Según acontecimientos de los últimos días por cierto ha de existir algo denominado «senectud acelerada». Años atrás no habría dudado en atribuir tal padecimiento a mi tío Néstor, creador del término que identifica el síntoma; hoy, francamente, no sé qué decir.

Sucedía con frecuencia en las tardes calmas, cuando intentaba leer, que terminara distrayéndome con sus andanzas de viejo atolondrado. Era cosa común que de pronto, mientras cepillaba su dentadura postiza, recordara haber dejado su bendita gorra colgada del naranjo y fuera por ella, abandonando aquellos dientes desolados bajo el agua del grifo abierto. Que yendo hacia el naranjo sintiera el coche de mi hermano Javier y se volteara presuroso por ver si traía su pedido. Que entonces se le cruzara el perro y decidiera, así de improviso, darle un baño. Para de inmediato preguntar a voz en cuello si estaba listo el almuerzo y ahí sí, avergonzarse al no sentir la dentadura.
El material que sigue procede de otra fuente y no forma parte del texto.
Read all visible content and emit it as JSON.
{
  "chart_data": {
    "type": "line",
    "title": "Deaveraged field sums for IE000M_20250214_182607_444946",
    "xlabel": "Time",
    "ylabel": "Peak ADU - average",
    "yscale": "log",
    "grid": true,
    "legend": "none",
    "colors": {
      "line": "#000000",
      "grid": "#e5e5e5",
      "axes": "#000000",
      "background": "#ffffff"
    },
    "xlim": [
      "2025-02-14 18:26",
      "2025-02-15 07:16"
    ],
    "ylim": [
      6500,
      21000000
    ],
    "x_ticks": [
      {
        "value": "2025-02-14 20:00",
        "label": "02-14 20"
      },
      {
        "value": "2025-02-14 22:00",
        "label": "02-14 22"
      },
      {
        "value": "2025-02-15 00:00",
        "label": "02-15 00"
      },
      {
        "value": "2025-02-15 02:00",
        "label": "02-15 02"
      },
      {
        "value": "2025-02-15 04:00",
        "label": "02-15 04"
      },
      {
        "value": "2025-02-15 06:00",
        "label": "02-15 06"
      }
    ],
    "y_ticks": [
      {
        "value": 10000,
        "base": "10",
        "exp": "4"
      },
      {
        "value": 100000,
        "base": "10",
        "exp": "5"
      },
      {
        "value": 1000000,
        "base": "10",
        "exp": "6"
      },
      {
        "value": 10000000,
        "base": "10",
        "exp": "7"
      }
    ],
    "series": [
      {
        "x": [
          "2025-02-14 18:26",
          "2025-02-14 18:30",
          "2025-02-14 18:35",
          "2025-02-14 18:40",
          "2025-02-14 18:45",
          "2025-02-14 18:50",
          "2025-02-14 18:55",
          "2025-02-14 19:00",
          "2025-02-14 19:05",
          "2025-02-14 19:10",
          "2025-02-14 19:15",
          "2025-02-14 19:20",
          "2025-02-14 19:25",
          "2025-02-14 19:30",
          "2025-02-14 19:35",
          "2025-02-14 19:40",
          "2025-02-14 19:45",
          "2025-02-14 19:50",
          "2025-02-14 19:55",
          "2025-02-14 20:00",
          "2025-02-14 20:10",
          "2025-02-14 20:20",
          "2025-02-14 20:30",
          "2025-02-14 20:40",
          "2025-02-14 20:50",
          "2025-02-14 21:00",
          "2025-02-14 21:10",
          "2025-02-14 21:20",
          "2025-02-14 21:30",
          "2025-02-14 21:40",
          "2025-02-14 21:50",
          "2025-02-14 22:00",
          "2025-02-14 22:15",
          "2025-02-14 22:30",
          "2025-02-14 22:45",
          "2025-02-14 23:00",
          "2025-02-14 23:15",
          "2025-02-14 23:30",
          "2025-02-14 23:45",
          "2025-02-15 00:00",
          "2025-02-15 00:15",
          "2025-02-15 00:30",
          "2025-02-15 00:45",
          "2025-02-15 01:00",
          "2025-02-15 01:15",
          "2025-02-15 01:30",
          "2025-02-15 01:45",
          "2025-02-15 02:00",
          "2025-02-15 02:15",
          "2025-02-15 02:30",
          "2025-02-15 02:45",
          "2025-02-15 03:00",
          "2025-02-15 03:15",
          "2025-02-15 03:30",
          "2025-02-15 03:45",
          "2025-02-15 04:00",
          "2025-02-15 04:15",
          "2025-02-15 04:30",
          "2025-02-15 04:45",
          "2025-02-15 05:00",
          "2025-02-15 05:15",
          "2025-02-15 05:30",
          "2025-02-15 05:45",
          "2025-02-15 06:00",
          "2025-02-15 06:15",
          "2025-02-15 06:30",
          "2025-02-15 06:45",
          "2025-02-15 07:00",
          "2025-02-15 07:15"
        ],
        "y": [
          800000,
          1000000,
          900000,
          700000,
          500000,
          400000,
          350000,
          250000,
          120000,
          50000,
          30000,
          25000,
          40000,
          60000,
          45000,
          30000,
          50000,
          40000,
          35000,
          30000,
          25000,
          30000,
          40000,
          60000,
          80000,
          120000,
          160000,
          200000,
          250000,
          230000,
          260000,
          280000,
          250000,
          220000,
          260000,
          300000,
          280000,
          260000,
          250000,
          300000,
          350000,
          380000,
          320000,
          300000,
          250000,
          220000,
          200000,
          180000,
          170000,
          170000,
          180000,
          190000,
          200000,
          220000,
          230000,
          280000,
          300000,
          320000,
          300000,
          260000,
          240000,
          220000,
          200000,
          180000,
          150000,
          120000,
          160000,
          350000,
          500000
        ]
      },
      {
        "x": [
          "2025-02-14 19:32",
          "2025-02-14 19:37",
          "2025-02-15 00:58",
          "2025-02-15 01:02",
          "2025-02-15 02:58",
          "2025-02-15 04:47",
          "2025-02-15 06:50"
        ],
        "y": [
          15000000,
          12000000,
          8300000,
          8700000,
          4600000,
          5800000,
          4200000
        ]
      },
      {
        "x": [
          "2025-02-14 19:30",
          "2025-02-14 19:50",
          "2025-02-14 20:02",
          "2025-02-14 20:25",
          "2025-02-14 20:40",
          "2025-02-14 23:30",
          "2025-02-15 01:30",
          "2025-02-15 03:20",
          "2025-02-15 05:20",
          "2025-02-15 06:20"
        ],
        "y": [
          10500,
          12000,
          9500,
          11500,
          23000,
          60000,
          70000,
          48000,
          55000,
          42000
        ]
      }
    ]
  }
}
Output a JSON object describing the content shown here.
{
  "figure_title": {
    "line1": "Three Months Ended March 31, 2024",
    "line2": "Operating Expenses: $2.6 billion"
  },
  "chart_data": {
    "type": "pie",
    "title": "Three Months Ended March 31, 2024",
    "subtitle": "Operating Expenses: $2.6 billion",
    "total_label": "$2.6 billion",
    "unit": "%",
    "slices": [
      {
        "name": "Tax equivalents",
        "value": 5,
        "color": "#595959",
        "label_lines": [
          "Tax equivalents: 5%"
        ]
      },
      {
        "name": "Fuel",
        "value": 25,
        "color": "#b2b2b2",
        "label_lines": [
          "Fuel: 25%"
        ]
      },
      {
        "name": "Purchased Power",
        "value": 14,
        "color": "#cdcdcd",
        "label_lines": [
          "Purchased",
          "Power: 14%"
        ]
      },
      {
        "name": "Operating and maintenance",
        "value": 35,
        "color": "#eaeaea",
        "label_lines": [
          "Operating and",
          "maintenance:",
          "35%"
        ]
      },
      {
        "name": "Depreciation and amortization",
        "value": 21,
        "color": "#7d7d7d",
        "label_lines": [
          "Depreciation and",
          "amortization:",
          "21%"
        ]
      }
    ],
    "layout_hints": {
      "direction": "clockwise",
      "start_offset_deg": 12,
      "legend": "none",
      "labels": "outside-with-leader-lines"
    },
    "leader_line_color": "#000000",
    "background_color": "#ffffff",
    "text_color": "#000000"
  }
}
Ha ocurrido que le escuchemos decir que dormirá una siesta apenas culminado el desayuno y verlo salir puertas afuera suponiendo llegar tarde al trabajo, siendo que está jubilado desde hace quince años. Tal cosa no nos importaba pues en la esquina se volvería por dinero. Al regresar comentaría que la panadería estaba cerrada o explicara que había sentido el timbre pero nadie llamaba a la puerta, para culminar con que ha de haber sido algún niño aburrido con ánimo de bromear.

A veces cuando me decía: –¡Che tibio, vení! –lo observaba siempre con la misma cara de fastidio, sabía que cuando me acercara me diría que en su juventud a un amigo idéntico a mí le decían «El tibio», y contaría un par de anécdotas del sujeto al parecer no demasiado listo. Eso era lo único que me importunaba de él, que me comparara con el «tibio» de once años de su pandilla en tanto yo pisaba los treinta.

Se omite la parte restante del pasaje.